Da wo mein Bonanza-Rad stehen sollte, stand es nicht mehr. Es wurde einfach geklaut mitsamt meinem Fuchsschwanz, der beim Fahren so schön hin und her wedelte. Verzweifelt suchten wir es und fanden es aber nicht mehr. Viele Nächte suchte ich mein Fahrrad in meinen Träumen. Ich ging durch fremde Wohnungen, dunkle Gänge und sah viele schauerliche Gestalten. Das war meine erste Erfahrung mit geben und nehmen.

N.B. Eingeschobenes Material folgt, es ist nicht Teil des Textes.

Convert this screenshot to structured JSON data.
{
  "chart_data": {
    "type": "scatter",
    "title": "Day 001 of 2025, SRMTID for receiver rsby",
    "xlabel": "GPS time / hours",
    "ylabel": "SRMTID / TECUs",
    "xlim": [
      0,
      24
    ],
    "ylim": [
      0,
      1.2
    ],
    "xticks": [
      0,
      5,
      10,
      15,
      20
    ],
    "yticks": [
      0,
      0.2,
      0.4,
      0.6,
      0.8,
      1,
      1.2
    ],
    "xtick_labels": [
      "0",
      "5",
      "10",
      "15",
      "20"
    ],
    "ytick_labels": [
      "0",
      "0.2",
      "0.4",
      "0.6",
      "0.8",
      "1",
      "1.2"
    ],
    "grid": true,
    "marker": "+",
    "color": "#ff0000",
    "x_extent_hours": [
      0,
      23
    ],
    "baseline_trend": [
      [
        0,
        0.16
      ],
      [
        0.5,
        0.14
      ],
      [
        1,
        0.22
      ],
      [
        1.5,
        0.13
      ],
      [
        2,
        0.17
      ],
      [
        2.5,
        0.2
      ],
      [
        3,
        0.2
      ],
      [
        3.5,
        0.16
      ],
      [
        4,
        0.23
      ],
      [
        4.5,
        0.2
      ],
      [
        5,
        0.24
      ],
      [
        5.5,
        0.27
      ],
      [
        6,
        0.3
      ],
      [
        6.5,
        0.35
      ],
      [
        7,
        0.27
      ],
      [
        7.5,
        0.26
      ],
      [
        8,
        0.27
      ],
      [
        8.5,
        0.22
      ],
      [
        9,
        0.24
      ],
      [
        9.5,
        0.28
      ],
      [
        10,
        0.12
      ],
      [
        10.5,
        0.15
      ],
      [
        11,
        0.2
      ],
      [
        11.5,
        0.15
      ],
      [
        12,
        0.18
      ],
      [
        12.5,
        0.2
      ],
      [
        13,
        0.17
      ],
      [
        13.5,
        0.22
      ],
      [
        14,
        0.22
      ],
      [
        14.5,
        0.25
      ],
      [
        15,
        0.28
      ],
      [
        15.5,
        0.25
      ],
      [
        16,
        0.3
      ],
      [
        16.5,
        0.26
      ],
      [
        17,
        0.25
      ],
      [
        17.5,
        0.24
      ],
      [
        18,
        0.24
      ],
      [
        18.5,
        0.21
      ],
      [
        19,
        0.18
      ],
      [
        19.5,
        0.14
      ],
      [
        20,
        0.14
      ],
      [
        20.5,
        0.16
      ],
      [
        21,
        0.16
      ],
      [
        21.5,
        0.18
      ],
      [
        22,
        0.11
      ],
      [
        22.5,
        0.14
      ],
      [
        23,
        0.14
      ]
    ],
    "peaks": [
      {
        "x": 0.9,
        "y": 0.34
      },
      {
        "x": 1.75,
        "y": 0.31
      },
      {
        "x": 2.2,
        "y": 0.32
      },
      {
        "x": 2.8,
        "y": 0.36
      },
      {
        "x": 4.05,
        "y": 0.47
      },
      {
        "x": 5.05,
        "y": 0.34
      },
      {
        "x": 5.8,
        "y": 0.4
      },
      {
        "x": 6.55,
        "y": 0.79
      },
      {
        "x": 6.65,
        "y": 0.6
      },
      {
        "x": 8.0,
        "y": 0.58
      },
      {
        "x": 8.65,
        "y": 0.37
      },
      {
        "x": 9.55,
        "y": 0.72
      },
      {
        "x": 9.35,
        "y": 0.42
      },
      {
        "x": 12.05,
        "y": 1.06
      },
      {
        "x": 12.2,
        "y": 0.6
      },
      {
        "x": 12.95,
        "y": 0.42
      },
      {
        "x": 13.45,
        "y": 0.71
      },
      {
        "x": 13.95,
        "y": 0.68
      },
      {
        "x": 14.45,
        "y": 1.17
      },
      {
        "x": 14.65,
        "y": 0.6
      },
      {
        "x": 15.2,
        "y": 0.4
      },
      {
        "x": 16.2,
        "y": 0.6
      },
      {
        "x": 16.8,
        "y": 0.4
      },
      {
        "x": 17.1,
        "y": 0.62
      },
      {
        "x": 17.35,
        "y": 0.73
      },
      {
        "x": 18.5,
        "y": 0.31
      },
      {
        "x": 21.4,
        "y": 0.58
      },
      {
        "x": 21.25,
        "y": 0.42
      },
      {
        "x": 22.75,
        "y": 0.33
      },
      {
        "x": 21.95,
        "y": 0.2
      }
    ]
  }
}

Ich möchte nicht wissen, wie lange meine Mutter dafür gearbeitet hatte, um mir diese Freude zu machen.
Heute hatten wir einen Schulausflug. Wohin das weiss ich nicht mehr. Als ich frühzeitig nach Hause kam und leise die Tür öffnete, schaute ich ins Schlafzimmer rein wo meine Mama vor dem Spiegel stand. Überrascht schaute sie mich an. Als ich einen Blick auf das Bett erhaschen konnte, erschrak ich fürchterlich. Schnell zog Mama das Laken darüber. Ich stand da und konnte das Gesehene nicht begreifen. Was war das? Nachts wollte ich nicht mehr in der Mitte neben Mama schlafen, sondern schlief rechts außen und meine Schwester in der Mitte. Ich lag die ganze Nacht wach und hatte unheimliche Angst. Die Angst frass sich wie ein gefräßiger Virus durch meinen ganzen Körper. In meinen Träumen sah ich Fürchterliches.
Was war das? Heute weiss ich es. Oh Gott warum?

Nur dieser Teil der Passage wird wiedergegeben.